Le petit garçon a reconnu son ravisseur alors qu’il se rendait, lui et sa mère, au commissariat pour aller tout raconter sur sa péripétie. Il a crié mais le ravisseur, ainsi que son ami - tous les deux des Comoriens - se sont enfuis. Interrogé au commissariat, le petit garçon raconte qu’il a été enlevé par le Comorien. Il l’a emmené dans une voiture 4x4 de couleur blanche et aux vitres teintées. Ses ravisseurs lui ont bandé les yeux. Une fois dans une maison en dur de clouleur claire, ils l’ont fait tourner sur lui-même jusqu’au tournis et qu’il perde connaissance. Mais pas pour très longtemps. Malheur aux kidnappeurs qui sont sortis de la salle. Revenu à lui plus tôt que prévu, le petit garçon a pu voir quatre autre jeunes enfants dont un très petit qui ne cessait de pleurer, mais aussi trois autres de son âge, tous liés. Dans une autre chambre, il a vu une dame qui fumait. Il a pu se délier et a pris ses jambes à son cou, loin de cette maudite demeure.
En cours de route, il a rencontré une dame à qui il a raconté sa mésaventure. Cette dernière lui a donné de l’argent pour le bus et il est rentré rapidement chez lui. Il a raconté une nouvelle fois son histoire à sa mère qui a décidé d’aller chez le commissariat.
Quant aux ravisseurs, ils ont profité de ce que personne d’autres, à part le petit garçon et sa mère, les ait aperçus, et ont rejoint leur domicile - un appartement en location. Mais la propriétaire était là. Elle a envoyé son fils chez le commissariat.
La nouvelle s’est répandue comme une traînée dans la Ville des Fleurs. La population est sur les nerfs

Au commissariat

Un père a montré au petit garçon la photographie de son fils Stanislas disparu depuis quelques semaines
.Réponse affirmative. “Il est parmi ceux qui sont attachés.Il m’a même demandé de le détacher, mais la peur fut la plus forte.” Le petit garçon a préféré s’enfuir. Tout ce dont il a pu se souvenir de l’endroit où il a été détenu, c’est qu’il a couru et monté deux collines du côté d’Amborovy.
Les média ont joué leur rôle, celui de relais. Ils ont diffusé intégralement l’enquête du petit garçon. l’opinion s’en est émue et attend les résultats de l’enquête.
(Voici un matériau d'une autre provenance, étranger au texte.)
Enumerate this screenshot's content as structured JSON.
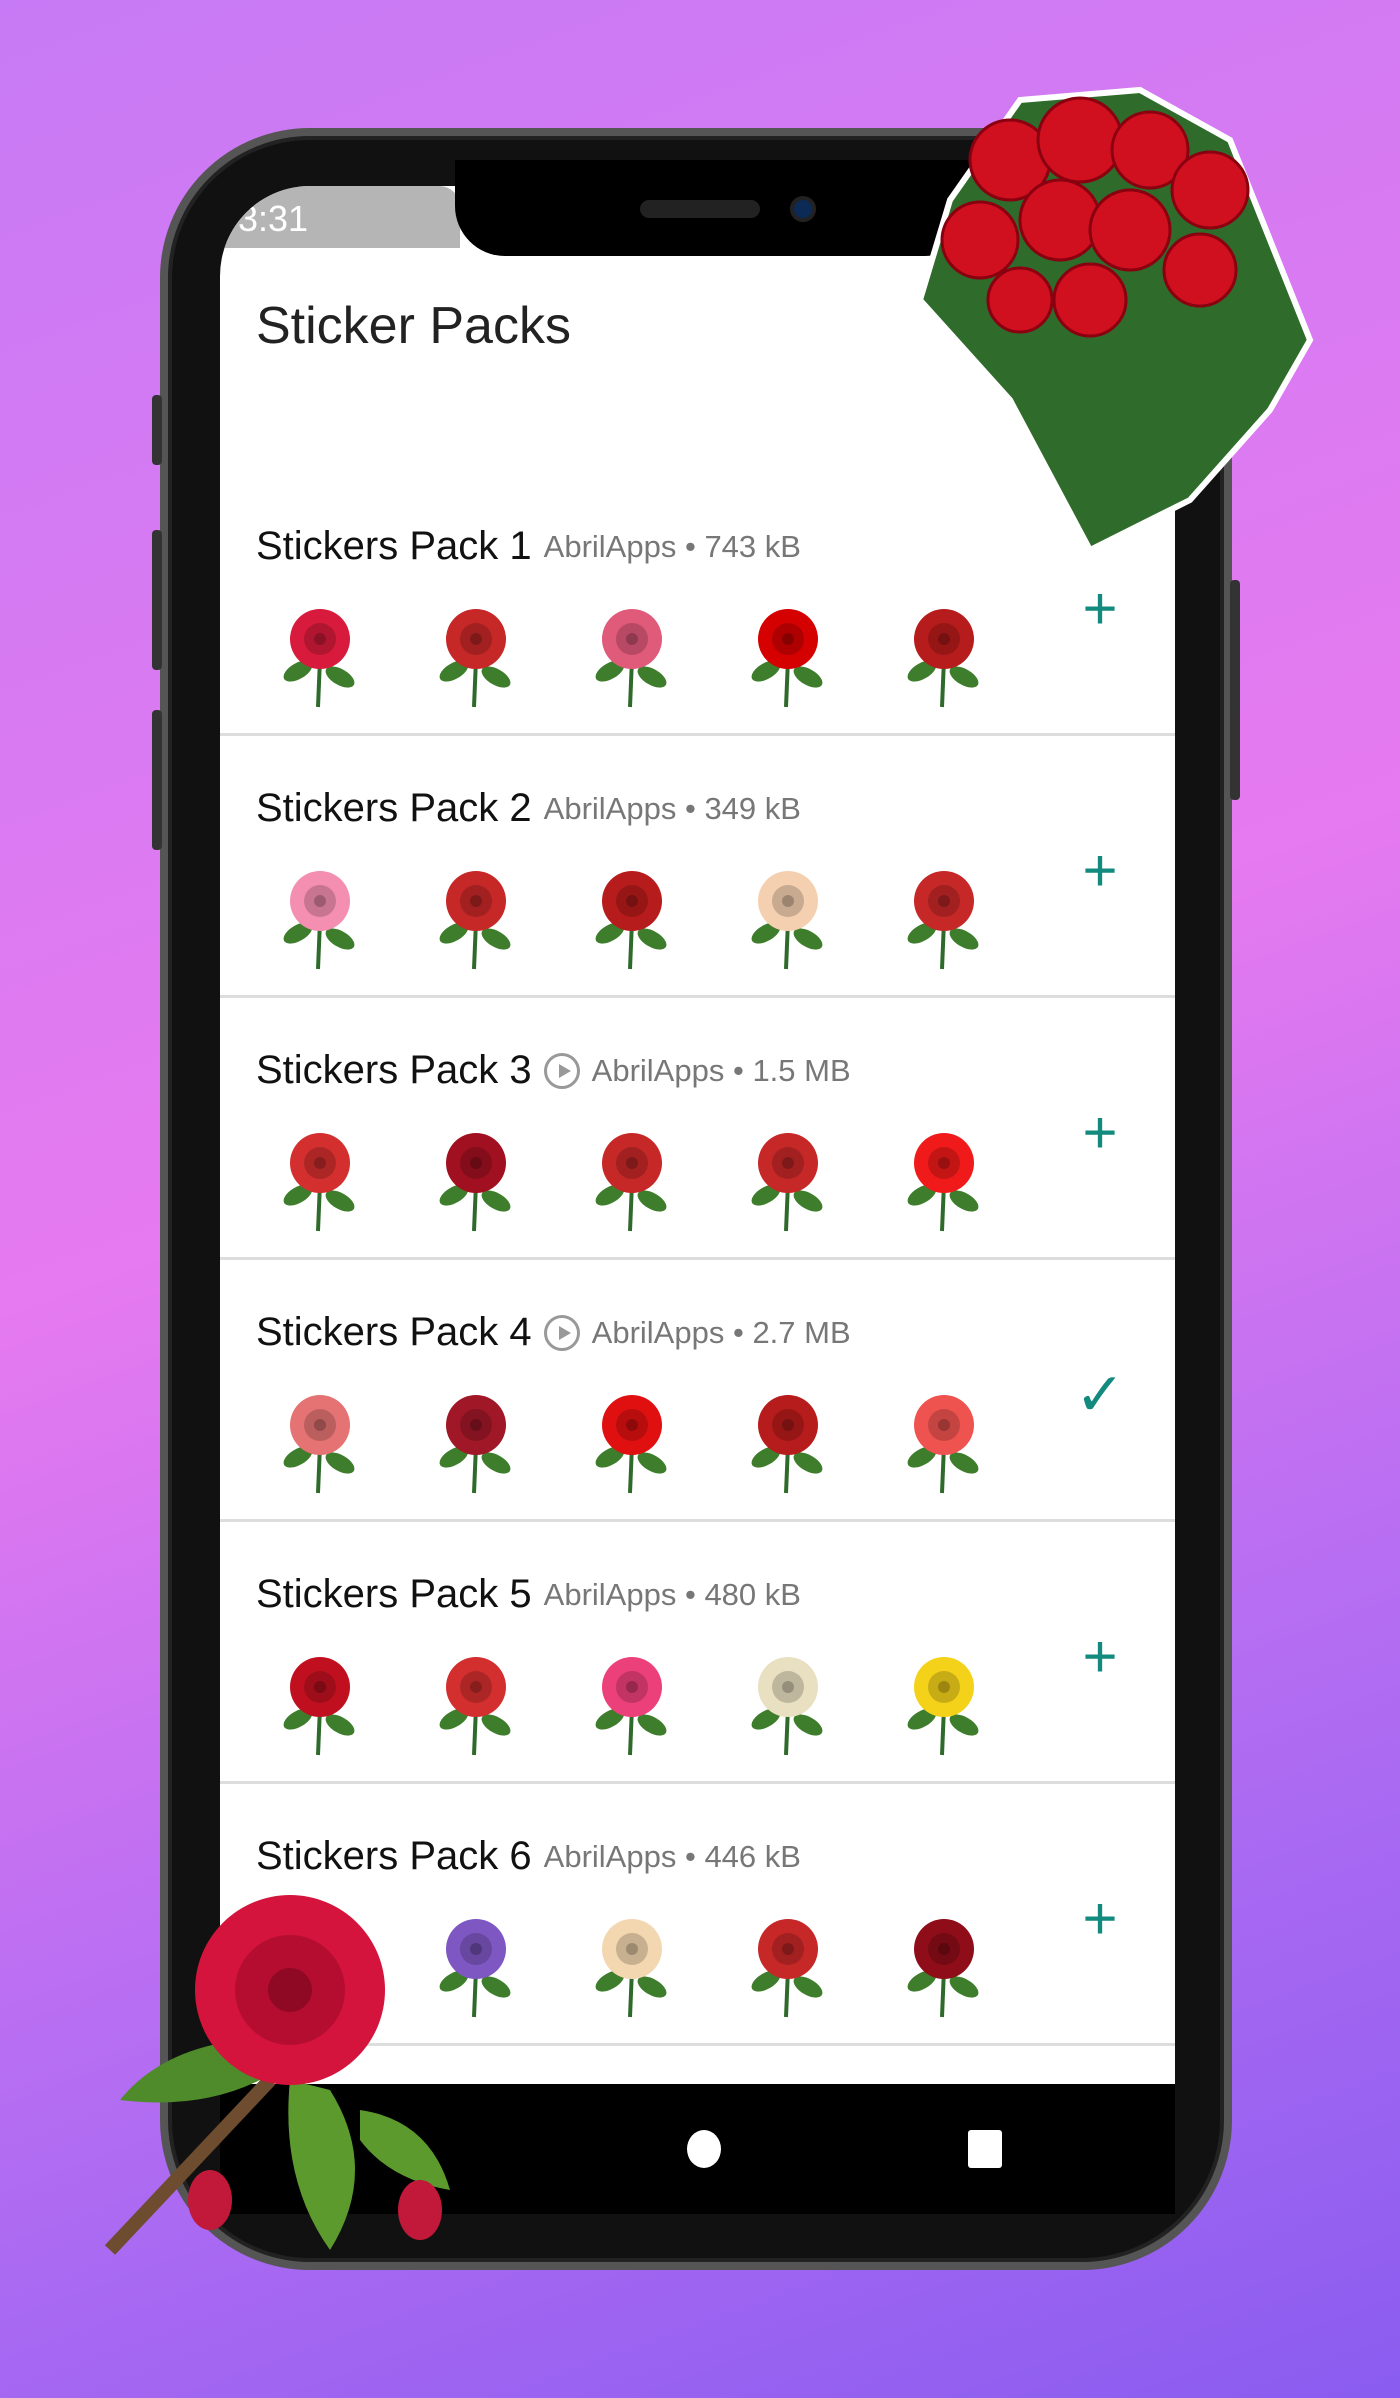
{
  "status_bar": {
    "time": "3:31"
  },
  "header": {
    "title": "Sticker Packs"
  },
  "packs": [
    {
      "name": "Stickers Pack 1",
      "publisher": "AbrilApps",
      "size": "743 kB",
      "animated": false,
      "action": "+",
      "added": false,
      "sticker_colors": [
        "#d81b3c",
        "#c62828",
        "#e05a7a",
        "#d50000",
        "#b71c1c"
      ]
    },
    {
      "name": "Stickers Pack 2",
      "publisher": "AbrilApps",
      "size": "349 kB",
      "animated": false,
      "action": "+",
      "added": false,
      "sticker_colors": [
        "#f48fb1",
        "#c62828",
        "#b71c1c",
        "#f5d0b0",
        "#c62828"
      ]
    },
    {
      "name": "Stickers Pack 3",
      "publisher": "AbrilApps",
      "size": "1.5 MB",
      "animated": true,
      "action": "+",
      "added": false,
      "sticker_colors": [
        "#d32f2f",
        "#a01020",
        "#c62828",
        "#c62828",
        "#f01a1a"
      ]
    },
    {
      "name": "Stickers Pack 4",
      "publisher": "AbrilApps",
      "size": "2.7 MB",
      "animated": true,
      "action": "✓",
      "added": true,
      "sticker_colors": [
        "#e57373",
        "#a01828",
        "#e01010",
        "#b71c1c",
        "#ef5350"
      ]
    },
    {
      "name": "Stickers Pack 5",
      "publisher": "AbrilApps",
      "size": "480 kB",
      "animated": false,
      "action": "+",
      "added": false,
      "sticker_colors": [
        "#c01020",
        "#d32f2f",
        "#ec407a",
        "#e8e0c0",
        "#f5d21a"
      ]
    },
    {
      "name": "Stickers Pack 6",
      "publisher": "AbrilApps",
      "size": "446 kB",
      "animated": false,
      "action": "+",
      "added": false,
      "sticker_colors": [
        "#f06292",
        "#7e57c2",
        "#f3d7b0",
        "#c62828",
        "#8e0d18"
      ]
    }
  ],
  "colors": {
    "accent": "#138a7e",
    "background_top": "#c77af5",
    "background_bottom": "#8a5cf0"
  }
}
Le communiqué non officiel de la police dit qu’elle est devant “un endroit non localisé.”
Le lendemain, chose curieuse, les journalistes sont convoqués au commissariat central et “auraient été sommés” de ne plus parler de l’affaire. “Celle-ci ne peut être vérifiée et il se pourrait que l’enfant ait affabulé.”
Eviter une psychose? Couper court à l’enquête? On ne le sait.
Depuis un certain temps, la rumeur de kidnapping d’enfants court en ville. Une psychose entretenue par la radio trottoir et exploitée par des individus malintentionnés et favorisée par les pannes d’électricité suite au délestage de la Jirama.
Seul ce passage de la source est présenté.